Wednesday, July 1, 2009
And he has.
We played on some super juicy Deluxe ASL boards and D1 - Guryev's Headquarters from Streets of Fire. (Click here to get it!) I've heard rumours that MMP wants to reprint these puppies on SK-style cardboard and the only thing I can say is DO IT!!!!!! The luxury of the double (triple?)-sized hexes is ridiculous. Given that you have less geographic area to work with on the maps themselves, the scenarios are shorter, tenser affairs with little manoeuvre and mucho blood. Blood everywhere. Awesome.
Here's a look at the two boards on which D1 takes place...
The boards are DASL boards b and d. The left edge in the picture is North and the building by the roundabout in the upper left is Guryev's Headquarters itself. The goal of the scenario is for my Germans (we determined this by random die roll) to have more full squad equivalents in the building than the Russians by the end of game (turn 7).
Above is our set-up. Those neat little piles of counters are so small and well organized... that would soon change as all hell would break loose on the opening turn.
Seeing as it was my first game ever I'm going to note certain rules and such that are different from the SK-level -- I should say in addition to actually, there aren't many different rules at all. Andy was ever the gentlemen in explaining new things but to be perfectly honest, an experienced ASLSK player shouldn't have much new stuff to learn. The scenario choice was also very appropriate given that there were no AFVs or Guns.
The first rule we encountered was Environment Conditions. We just chucked it. Andy felt that neither of us were going to be setting fire to things so it wasn't likely wind direction was going to be a factor. One rule down!
The second immediate new rule was basically the ? question mark counters on the Russian defenders. I had no easy way to figure out who was what and more importantly, where the hell the MGs were (more on that later). Also confounding things were two squads which were HIP -- something I think isn't in SK-level (just HIP Guns).
My initial plan was to press up against the Russian defense and probe for weakness while trying to slide 5-6 squads down the right flank and dash, hopefully, towards the Headquarters while the others were engaged. It wasn't really a bad plan but it just lacked aggression. Seven turns is NOT a long time.

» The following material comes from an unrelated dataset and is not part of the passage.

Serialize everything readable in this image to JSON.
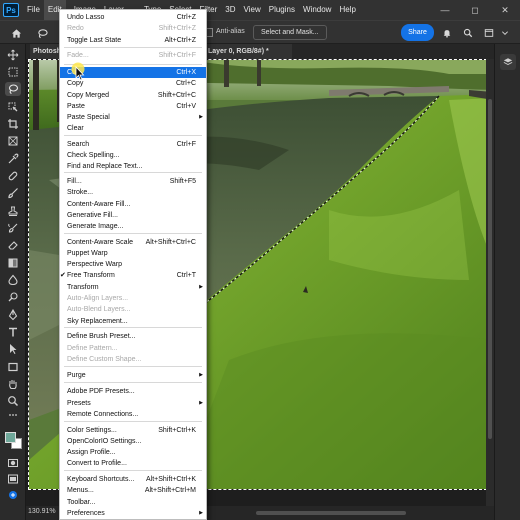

Here's what the first movement phase looked like. Seems pretty good right?
Other than a half-squad (very very useful that deployment rule -- you can start the game with full MMCs deployed to half-squads) scouting the left that was HIPPed and the right flank running into a bit of delay, the advance seemed good.
I've become a lot more use to doing CXing and things of that nature to really plan out my moves optimally. I think this comes with more experience in the game. At first you're just happy to figure out that MMCs move 4 MPs worth... later you're squeezing them with leaders (with no neg bonus) and CXing for double that.
I must also say that I had the hot hand in the first couple of turns. The dice were rolling pretty much in my favour no matter who rolled them:
Subsequent Defensive Fire at point blank range... whatever! The prawn and I have chatted about this recently too. We almost HATE hot dice in the beginning of a contest or game... the law of averages means some tough slogging later in the game... this holy truth was evident in Stalingrad this day.....
If there's one hallmark that makes a good wargame it's the narrative generated from the game. This is something you're just not going to get out of a Euro like Agricola or Puerto Rico or whatever. For example, take the case of the Cursed MMG.
I'll leave the first part of this AAR with these shots:
Howzzat for a one hundredth blog post?! Wakka wakka!